About 20 000 Polish knights, 10 000 Lithuanian warriors and 20 000 Teutonic knights who fought near Grunwald were the flower of European chivalry. All of them were convinced that they fought for the right case. They fought in fierce battle since high noon until the evening. The climax of the Battle had come when Grand Master Ulrich von Jungingen duelled a Polish knight Mszczuj of Skrzynno of the ŁabędŸ coat-of-arms. Grand Master was killed in this confrontation, Mszczuj gained the spoils of war. Thus the glory of the Order had passed. Besides Mszczuj of Skrzynno, many of other famous knights had fought on the Polish side, among them Zawisza the Black of Garbowo of the Sulima coat-of-arms, Florian of Korytnica of the Jelita coat-of-arms, Domarat of Kobylany of the Grzymała coat-of-arms, Jakub Skarbek of Góra of the Abdank coat-of-arms, Paweł the Evil of Biskupice of the Niesobia coat-of-arms, Jaksa the Dreadful of Targowisko of the Lis coat-of-arms and Jan Warszowski of the Nałęcz coat-of-arms. Other distinguished members of the Clan of Nałęcz also took part in the Battle aside Jan Warszowski, among them Sędziwój of Ostroróg was a member of War Council and Dobrogost of Szamotuły was a commander of 41st Banner. Many other members of the Clan of Nałęcz fought and shed blood during the course of the battle that took place on the fields of Grunwald. Also a number of famous knights had fought on the Order's side, besides the Grand Master, they were Friedrich von Wallenrode, Kuno von Lichtenstein, Thomas von Merheim and Albrecht von Schwarzburg. All of them fell on the battlefield. The defeat of the Order was resounding and the Teutonic Order has never recovered as a military power.

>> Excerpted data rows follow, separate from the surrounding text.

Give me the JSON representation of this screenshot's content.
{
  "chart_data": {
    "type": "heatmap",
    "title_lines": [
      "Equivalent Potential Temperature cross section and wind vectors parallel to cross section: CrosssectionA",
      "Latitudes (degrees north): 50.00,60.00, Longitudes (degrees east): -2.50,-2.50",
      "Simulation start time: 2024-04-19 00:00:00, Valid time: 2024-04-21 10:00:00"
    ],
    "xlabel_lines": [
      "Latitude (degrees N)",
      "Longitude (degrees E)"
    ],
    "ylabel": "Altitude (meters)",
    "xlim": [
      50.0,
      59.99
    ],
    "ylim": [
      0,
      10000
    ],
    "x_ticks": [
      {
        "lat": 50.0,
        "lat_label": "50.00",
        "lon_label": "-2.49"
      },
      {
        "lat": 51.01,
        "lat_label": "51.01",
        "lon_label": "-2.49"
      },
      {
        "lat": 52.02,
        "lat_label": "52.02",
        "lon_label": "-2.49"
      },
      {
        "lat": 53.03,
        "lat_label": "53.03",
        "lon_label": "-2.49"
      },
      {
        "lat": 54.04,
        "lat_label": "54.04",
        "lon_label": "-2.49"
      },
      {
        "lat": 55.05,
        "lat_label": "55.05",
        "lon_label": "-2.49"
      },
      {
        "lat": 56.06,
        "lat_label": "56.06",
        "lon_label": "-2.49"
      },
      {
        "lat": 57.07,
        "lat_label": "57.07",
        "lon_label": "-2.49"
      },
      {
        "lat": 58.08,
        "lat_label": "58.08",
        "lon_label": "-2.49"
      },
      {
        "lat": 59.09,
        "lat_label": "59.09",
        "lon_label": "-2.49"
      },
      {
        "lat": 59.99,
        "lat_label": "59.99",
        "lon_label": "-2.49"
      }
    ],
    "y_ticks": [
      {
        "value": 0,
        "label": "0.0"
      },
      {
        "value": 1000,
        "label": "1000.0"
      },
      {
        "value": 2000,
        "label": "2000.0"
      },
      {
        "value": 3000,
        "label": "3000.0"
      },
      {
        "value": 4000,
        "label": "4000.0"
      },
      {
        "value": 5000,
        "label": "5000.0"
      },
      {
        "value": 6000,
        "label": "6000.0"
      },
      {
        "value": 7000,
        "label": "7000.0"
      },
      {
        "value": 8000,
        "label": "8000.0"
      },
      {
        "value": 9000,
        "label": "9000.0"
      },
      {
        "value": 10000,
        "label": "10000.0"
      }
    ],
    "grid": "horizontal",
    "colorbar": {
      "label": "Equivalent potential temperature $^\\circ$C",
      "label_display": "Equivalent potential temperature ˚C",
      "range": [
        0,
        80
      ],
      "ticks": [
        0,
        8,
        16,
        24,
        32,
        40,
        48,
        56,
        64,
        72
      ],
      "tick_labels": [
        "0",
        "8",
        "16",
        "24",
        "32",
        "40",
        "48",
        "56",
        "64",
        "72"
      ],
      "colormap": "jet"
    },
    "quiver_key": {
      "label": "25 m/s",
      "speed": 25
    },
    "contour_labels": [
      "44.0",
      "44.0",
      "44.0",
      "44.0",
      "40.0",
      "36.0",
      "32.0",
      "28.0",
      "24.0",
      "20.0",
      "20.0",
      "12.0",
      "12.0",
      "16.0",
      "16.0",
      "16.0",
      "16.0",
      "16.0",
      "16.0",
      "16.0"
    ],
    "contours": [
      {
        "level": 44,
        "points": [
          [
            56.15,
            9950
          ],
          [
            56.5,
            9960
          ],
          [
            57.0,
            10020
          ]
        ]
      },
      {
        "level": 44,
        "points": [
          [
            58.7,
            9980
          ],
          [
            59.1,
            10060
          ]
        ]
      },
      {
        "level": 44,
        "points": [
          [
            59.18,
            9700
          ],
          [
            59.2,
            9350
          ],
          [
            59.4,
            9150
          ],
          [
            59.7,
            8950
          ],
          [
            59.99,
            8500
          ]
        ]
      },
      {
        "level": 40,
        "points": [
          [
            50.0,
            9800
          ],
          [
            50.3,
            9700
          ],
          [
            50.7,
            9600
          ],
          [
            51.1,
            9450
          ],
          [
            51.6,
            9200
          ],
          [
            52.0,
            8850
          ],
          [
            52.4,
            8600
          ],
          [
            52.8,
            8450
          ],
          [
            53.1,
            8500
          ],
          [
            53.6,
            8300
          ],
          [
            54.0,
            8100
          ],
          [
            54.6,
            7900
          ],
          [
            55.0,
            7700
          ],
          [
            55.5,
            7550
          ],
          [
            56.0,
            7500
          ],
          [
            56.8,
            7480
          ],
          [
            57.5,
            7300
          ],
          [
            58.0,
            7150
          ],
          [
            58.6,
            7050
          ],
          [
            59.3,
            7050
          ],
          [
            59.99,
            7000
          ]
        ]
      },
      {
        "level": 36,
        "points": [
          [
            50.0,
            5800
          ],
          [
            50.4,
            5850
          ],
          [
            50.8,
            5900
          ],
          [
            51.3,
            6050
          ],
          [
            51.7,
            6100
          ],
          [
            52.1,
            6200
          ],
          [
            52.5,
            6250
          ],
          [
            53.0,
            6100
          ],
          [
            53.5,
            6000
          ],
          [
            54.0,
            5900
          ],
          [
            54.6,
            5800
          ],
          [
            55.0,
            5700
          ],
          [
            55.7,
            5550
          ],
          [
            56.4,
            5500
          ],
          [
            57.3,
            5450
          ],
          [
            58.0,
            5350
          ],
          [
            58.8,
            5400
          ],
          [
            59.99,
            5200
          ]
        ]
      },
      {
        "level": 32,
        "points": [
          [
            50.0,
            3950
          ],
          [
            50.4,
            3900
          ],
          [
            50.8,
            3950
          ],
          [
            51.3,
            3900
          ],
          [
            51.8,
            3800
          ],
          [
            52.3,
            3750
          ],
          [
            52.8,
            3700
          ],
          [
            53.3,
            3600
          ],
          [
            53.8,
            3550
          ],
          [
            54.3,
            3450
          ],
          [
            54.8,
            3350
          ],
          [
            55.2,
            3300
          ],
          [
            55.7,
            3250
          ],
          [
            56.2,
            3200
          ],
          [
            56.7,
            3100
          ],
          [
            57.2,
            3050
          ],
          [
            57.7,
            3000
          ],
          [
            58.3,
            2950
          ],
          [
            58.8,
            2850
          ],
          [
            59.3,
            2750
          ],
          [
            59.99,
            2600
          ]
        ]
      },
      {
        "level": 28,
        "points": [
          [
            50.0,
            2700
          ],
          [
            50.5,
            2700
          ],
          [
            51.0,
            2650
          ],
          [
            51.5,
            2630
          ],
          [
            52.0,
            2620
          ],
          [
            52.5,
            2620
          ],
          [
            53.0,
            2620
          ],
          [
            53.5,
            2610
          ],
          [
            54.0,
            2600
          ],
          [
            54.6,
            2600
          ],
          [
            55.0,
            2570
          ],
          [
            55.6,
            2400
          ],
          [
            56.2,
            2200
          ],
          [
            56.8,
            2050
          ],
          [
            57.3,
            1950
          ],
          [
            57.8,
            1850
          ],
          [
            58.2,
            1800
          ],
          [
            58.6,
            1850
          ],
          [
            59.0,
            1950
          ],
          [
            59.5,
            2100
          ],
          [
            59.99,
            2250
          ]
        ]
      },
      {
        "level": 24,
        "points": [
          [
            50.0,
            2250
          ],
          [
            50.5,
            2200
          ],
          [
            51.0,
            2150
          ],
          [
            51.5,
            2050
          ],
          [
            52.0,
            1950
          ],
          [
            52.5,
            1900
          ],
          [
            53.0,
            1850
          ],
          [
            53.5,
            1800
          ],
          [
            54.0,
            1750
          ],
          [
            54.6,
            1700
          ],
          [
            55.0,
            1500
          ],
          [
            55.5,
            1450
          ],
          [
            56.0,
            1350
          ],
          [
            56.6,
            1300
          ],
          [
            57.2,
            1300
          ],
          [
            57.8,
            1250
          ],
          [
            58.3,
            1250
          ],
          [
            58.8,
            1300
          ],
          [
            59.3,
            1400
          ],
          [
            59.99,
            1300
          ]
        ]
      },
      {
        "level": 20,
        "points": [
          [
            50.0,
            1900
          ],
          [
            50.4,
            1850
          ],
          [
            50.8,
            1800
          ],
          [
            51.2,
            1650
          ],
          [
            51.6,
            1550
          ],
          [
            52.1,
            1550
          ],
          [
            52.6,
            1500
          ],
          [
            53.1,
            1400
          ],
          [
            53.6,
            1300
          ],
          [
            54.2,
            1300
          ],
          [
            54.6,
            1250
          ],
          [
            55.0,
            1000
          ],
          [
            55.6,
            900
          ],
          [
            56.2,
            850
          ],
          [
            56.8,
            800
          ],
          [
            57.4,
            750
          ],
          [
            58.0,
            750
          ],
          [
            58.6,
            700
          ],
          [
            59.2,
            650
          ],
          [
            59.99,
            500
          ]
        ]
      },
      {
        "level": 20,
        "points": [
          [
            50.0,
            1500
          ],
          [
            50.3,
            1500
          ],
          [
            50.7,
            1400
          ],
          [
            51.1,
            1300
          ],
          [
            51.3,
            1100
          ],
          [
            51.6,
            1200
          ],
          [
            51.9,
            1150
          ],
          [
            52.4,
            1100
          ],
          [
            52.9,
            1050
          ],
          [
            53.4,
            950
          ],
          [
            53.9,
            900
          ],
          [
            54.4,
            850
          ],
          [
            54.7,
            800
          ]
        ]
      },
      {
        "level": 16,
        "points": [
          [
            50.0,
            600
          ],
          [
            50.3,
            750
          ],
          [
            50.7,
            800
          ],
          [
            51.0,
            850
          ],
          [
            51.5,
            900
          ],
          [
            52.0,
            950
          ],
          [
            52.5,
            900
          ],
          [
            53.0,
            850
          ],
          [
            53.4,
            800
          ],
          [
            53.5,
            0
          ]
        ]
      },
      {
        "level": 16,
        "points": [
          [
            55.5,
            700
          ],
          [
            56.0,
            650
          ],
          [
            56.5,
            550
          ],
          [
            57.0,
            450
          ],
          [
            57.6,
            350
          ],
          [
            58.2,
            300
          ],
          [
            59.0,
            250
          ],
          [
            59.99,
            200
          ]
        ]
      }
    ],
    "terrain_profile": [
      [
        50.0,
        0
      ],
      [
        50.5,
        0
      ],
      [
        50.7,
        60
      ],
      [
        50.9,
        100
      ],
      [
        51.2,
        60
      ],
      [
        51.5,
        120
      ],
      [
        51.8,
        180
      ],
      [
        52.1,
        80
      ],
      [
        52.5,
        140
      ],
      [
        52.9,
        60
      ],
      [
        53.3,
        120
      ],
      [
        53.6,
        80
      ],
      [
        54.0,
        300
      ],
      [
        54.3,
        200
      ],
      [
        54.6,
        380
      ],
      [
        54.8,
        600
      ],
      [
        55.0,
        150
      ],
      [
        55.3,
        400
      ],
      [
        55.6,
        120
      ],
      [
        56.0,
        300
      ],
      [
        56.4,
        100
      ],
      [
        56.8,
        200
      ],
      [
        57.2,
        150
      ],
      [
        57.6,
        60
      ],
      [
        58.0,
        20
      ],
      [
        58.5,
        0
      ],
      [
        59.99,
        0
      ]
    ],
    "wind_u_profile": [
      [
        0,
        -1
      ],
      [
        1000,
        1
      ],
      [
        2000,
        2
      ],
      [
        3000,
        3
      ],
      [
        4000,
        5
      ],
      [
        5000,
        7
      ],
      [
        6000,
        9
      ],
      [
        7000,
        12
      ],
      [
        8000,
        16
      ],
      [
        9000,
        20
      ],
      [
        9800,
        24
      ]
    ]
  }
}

The Battle of Grunwald had caused a profound impact on the course of Middle and East European history, similar to the impact caused by the results of the Battle of Hastings which significantly shaped the history of England and the British Isles. The power of Teutonic Order has been crushed on the fields of Grunwald and as a result Poland and Lithuania emerged as key political players in the Eastern part of Europe for a period lasting at least for three centuries.